Peluang Investasi Sektor Pangan di Sorot DPMPTSP

 

ungkapsebab.com, BERITA CIAMIS. Dinas Penanaman Modal dan Pelayanan Terpadu Satu Pintu (DPMPTSP) Kabupaten Ciamis mencatat seluruh Satuan Pelayan Pemenuhan Gizi (SPPG) di wilayahnya hingga saat ini belum memiliki Sertifikat Laik Higiene Sanitasi (SLHS) maupun Persetujuan Bangunan Gedung (PBG). Padahal, kedua dokumen tersebut menjadi syarat penting dalam penyelenggaraan usaha pangan.

Kepala DPMPTSP Ciamis, Drs. LM Sukardan Rere, MM, mengungkapkan hal tersebut dalam kegiatan Ciamis Beri Kabar (Misbar) yang digelar di kantor PWI Ciamis, Kamis (2/10/2025). Dalam kesempatan tersebut Ia menjelaskan bahwa berdasarkan data dalam sistem Online Single Submission (OSS), baru beberapa unit usaha pangan besar yang tercatat memiliki SLHS.

“Kalau kita lihat dari data OSS, yang sudah memiliki SLHS baru RSUD Ciamis, Lapas Ciamis, sejumlah rumah sakit swasta, dan Catering Samudra. Sementara untuk SPPG, belum ada satu pun yang tercatat memiliki SLHS,” tegas Rere.

Selain SLHS, Rere juga menyoroti belum adanya SPPG di Ciamis yang mengantongi izin PBG. Ia menyebutkan bahwa status izin dapat dicek langsung melalui OSS, baik yang masih proses maupun yang sudah terbit.

“Izin PBG dan SLHS memiliki alur yang berbeda. Untuk SPPG, saat ini tidak ada yang memiliki keduanya. Bahkan data pasti jumlah SPPG di Ciamis pun belum tersedia secara valid,” ujarnya.
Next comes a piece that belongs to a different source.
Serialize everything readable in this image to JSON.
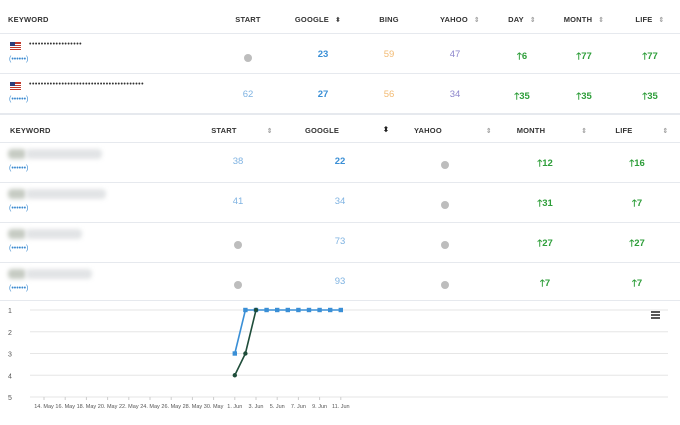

Rere menjelaskan, pengurusan SLHS merupakan kewenangan Dinas Kesehatan (Dinkes), yang akan melakukan penilaian dan memberikan rekomendasi sebelum diterbitkan melalui OSS. Sementara untuk PBG, pemohon dapat mengurusnya melalui aplikasi daring Sistem Informasi Bangunan Gedung (SIMBG).

Meski demikian, Rere melihat keberadaan SPPG sebagai peluang investasi yang menjanjikan, terutama dalam mendukung program Makan Bergizi Gratis (MBG) yang tengah digencarkan pemerintah.

“Program MBG ini membuka ruang tumbuhnya pelaku usaha baru, terutama di sektor agrobisnis. Ciamis punya potensi besar karena sektor pertanian dan peternakannya kuat,” jelasnya.

Dekan Fakultas Ekonomi Universitas Galuh Ciamis, Nurdiana Mulyatini, yang turut hadir dalam kegiatan tersebut, juga menyoroti potensi ekonomi dari program MBG. Ia menilai program ini memiliki pasar yang jelas dan berkelanjutan.

“Program MBG punya daya serap pasar tinggi. Ini peluang besar bagi pelaku usaha lokal,” katanya.

BACA JUGA: KKG Penjas Lakbok Gelar Seleksi Lomba OSTRAD 

Namun, Nurdiana mengingatkan perlunya penguatan rantai pasok pangan. Jika tidak ditangani dengan baik, program MBG dapat memicu inflasi akibat lonjakan permintaan bahan pokok.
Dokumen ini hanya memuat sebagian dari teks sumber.